The plot itself is a vehicle crippled by inconstancies and implausibility’s.  Some of these highlight the discrepant elements in the film, the mythic subsumed by the realist,that conspire to work against each other.  For instance when Jackie emerges from one visit to  the high rise she goes to catch her bus back home.  As she climbs aboard to pay the driver she realises that she has lost her purse.  She fumbles in bag and pockets and realising she hasn’t the money to pay for her ticket asks to be carried for free.  At this point the film loses its plot.   The loss of her purse is glossed over by Jackie, who reacts to the event by ignoring its significance.  A purse isn’t just any personal appurtenance. It is the most deeply personal, containing the core of identity being and sexuality.  When you return from  the troll’s den and discover that you’ve left your purse behind this is an event that changes everything that puts something within you at risk.
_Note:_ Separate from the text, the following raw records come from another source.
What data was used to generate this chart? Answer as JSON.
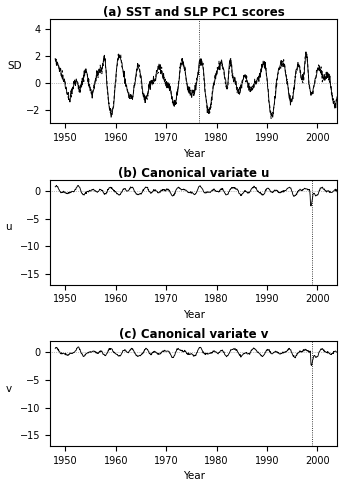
{
  "title_a": "(a) SST and SLP PC1 scores",
  "title_b": "(b) Canonical variate u",
  "title_c": "(c) Canonical variate v",
  "xlabel": "Year",
  "ylabel_a": "SD",
  "ylabel_b": "u",
  "ylabel_c": "v",
  "year_start": 1948,
  "year_end": 2004,
  "ylim_a": [
    -3.0,
    4.8
  ],
  "ylim_b": [
    -17,
    2
  ],
  "ylim_c": [
    -17,
    2
  ],
  "yticks_a": [
    -2,
    0,
    2,
    4
  ],
  "yticks_b": [
    -15,
    -10,
    -5,
    0
  ],
  "yticks_c": [
    -15,
    -10,
    -5,
    0
  ],
  "xticks": [
    1950,
    1960,
    1970,
    1980,
    1990,
    2000
  ],
  "vline_a_x": 1976.5,
  "vline_bc_x": 1999.0,
  "background_color": "#ffffff",
  "line_color": "#000000",
  "figsize": [
    3.43,
    4.87
  ],
  "dpi": 100
}
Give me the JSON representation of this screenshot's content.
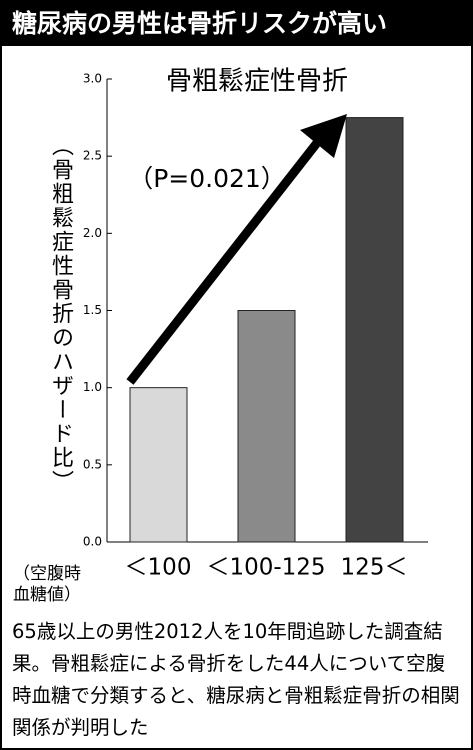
{
  "header": {
    "title": "糖尿病の男性は骨折リスクが高い"
  },
  "chart_data": {
    "type": "bar",
    "title": "骨粗鬆症性骨折",
    "ylabel": "（骨粗鬆症性骨折のハザード比）",
    "xlabel": [
      "（空腹時",
      "血糖値）"
    ],
    "annotation": "（P=0.021）",
    "categories": [
      "＜100",
      "＜100-125",
      "125＜"
    ],
    "values": [
      1.0,
      1.5,
      2.75
    ],
    "colors": [
      "#d9d9d9",
      "#8a8a8a",
      "#434343"
    ],
    "ylim": [
      0,
      3
    ],
    "yticks": [
      {
        "value": 0,
        "label": "0.0"
      },
      0.5,
      {
        "value": 1,
        "label": "1.0"
      },
      1.5,
      {
        "value": 2,
        "label": "2.0"
      },
      2.5,
      {
        "value": 3,
        "label": "3.0"
      }
    ]
  },
  "caption": "65歳以上の男性2012人を10年間追跡した調査結果。骨粗鬆症による骨折をした44人について空腹時血糖で分類すると、糖尿病と骨粗鬆症骨折の相関関係が判明した"
}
To dismiss the loss as an unfortunate accident is  a sign that in service to the demands and machinations of the script, you have left your film behind.  And perhaps your soul.   The only function of the incident is to set up later sequences in the film.
 
Red Road feels like a film that is constantly falling between stools, wanting to have everything all ways.  It wants to be a little bit mythic in its story but it mostly wants to be realist.  A sort of mixture of Cocteau and Ken Loach.  It wants its heroine finally to be a good woman and do the right thing; it wants its villain to be ultimately a good man.  Everyone in the end is good and does the right thing.   Red Road ends up like bland TV programme trying to please everyone.  Somewhere withinin the genesis of the film  is a strong idea seeking expression that is never realised.